Comment 4: Line 66: insert “of a” between priming and CTL immune response.

 

Reply: Thank you for noting this. We have corrected the sentence as suggested.

Reviewer 2 Report

Comments and Suggestions for Authors

A very precise summary of viral-derived primary sequence-mediated immune evasion, based on the research data from both RNA and DNA viruses. The main evasion discussed in the review paper was CTL-mediated antigen recognition. The key mechanisms, including G4-regulated antigen presentation, the seq repeats-mediated resistance to proteasomal degradation, and rare codon usage, are all well described and discussed. The implication of those mechanisms in vaccine development is well discussed.  

Author Response

Comment 1: A very precise summary of viral-derived primary sequence-mediated immune evasion, based on the research data from both RNA and DNA viruses.
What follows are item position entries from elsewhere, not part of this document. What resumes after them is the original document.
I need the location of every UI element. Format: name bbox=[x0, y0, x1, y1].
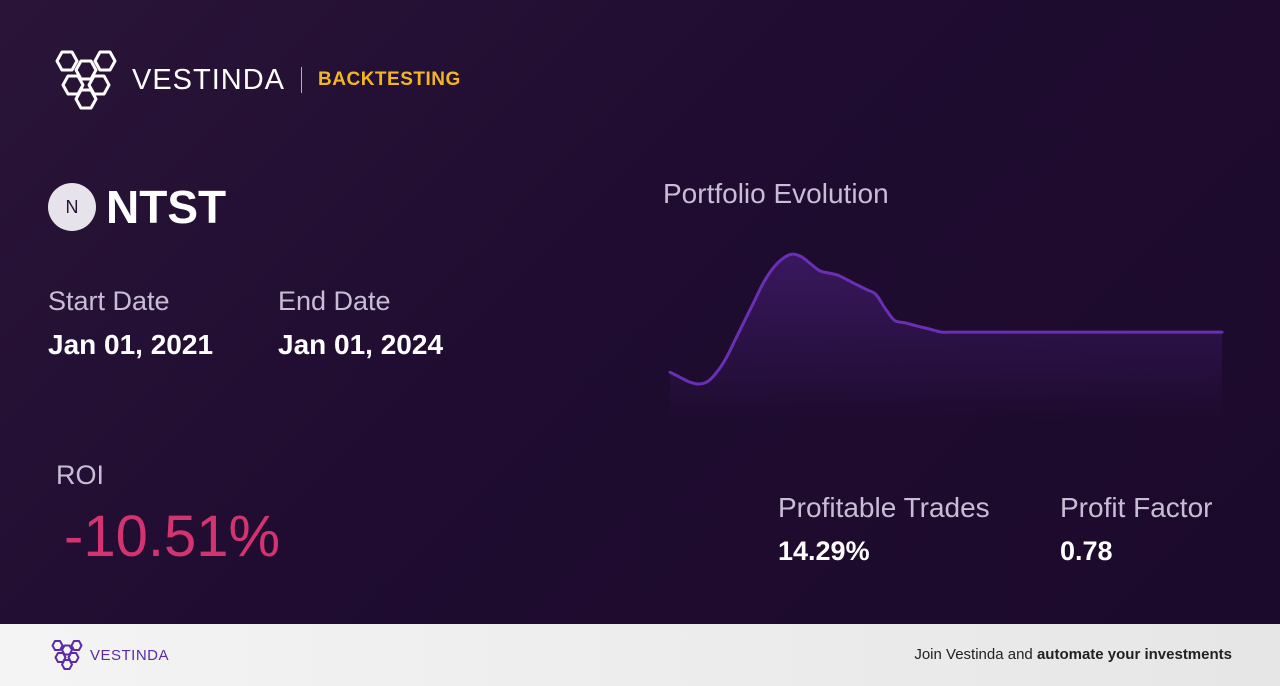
start-date-label: Start Date bbox=[48, 286, 170, 316]
brand-divider bbox=[301, 67, 303, 93]
end-date-label: End Date bbox=[278, 286, 391, 316]
footer-cta-bold: automate your investments bbox=[1036, 646, 1232, 663]
chart-series-line bbox=[668, 252, 1224, 386]
footer-cta[interactable]: Join Vestinda and automate your investme… bbox=[914, 646, 1232, 663]
profit-factor-value: 0.78 bbox=[1060, 536, 1113, 566]
portfolio-chart bbox=[668, 252, 1224, 420]
hero-panel: VESTINDA BACKTESTING N NTST Start Date J… bbox=[0, 0, 1280, 624]
roi-value: -10.51% bbox=[64, 504, 281, 569]
footer-bar: VESTINDA Join Vestinda and automate your… bbox=[0, 624, 1280, 686]
ticker-badge: N bbox=[48, 183, 96, 231]
brand-tagline: BACKTESTING bbox=[318, 69, 461, 90]
chart-area-fill bbox=[670, 254, 1222, 420]
footer-brand-name: VESTINDA bbox=[90, 646, 170, 664]
end-date-value: Jan 01, 2024 bbox=[278, 329, 444, 360]
ticker-symbol: NTST bbox=[106, 181, 227, 233]
footer-logo[interactable]: VESTINDA bbox=[48, 639, 169, 671]
end-date-block: End Date Jan 01, 2024 bbox=[278, 286, 443, 361]
brand-logo[interactable]: VESTINDA BACKTESTING bbox=[48, 48, 461, 112]
roi-label: ROI bbox=[56, 460, 105, 490]
hexagon-cluster-logo-icon bbox=[51, 640, 83, 670]
start-date-block: Start Date Jan 01, 2021 bbox=[48, 286, 213, 361]
chart-title: Portfolio Evolution bbox=[663, 178, 889, 209]
footer-cta-prefix: Join Vestinda and bbox=[914, 646, 1037, 663]
start-date-value: Jan 01, 2021 bbox=[48, 329, 214, 360]
profitable-trades-value: 14.29% bbox=[778, 536, 870, 566]
profit-factor-label: Profit Factor bbox=[1060, 492, 1213, 523]
profitable-trades-stat: Profitable Trades 14.29% bbox=[778, 492, 990, 567]
hexagon-cluster-logo-icon bbox=[55, 50, 117, 110]
brand-name: VESTINDA bbox=[132, 63, 286, 96]
ticker: N NTST bbox=[48, 180, 226, 234]
profitable-trades-label: Profitable Trades bbox=[778, 492, 990, 523]
profit-factor-stat: Profit Factor 0.78 bbox=[1060, 492, 1212, 567]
The main evasion discussed in the review paper was CTL-mediated antigen recognition. The key mechanisms, including G4-regulated antigen presentation, the seq repeats-mediated resistance to proteasomal degradation, and rare codon usage, are all well described and discussed. The implication of those mechanisms in vaccine development is well discussed.  

 

Reply: We thank the reviewer for this positive feedback. We are pleased that the manuscript was well received and appreciate your supportive comments.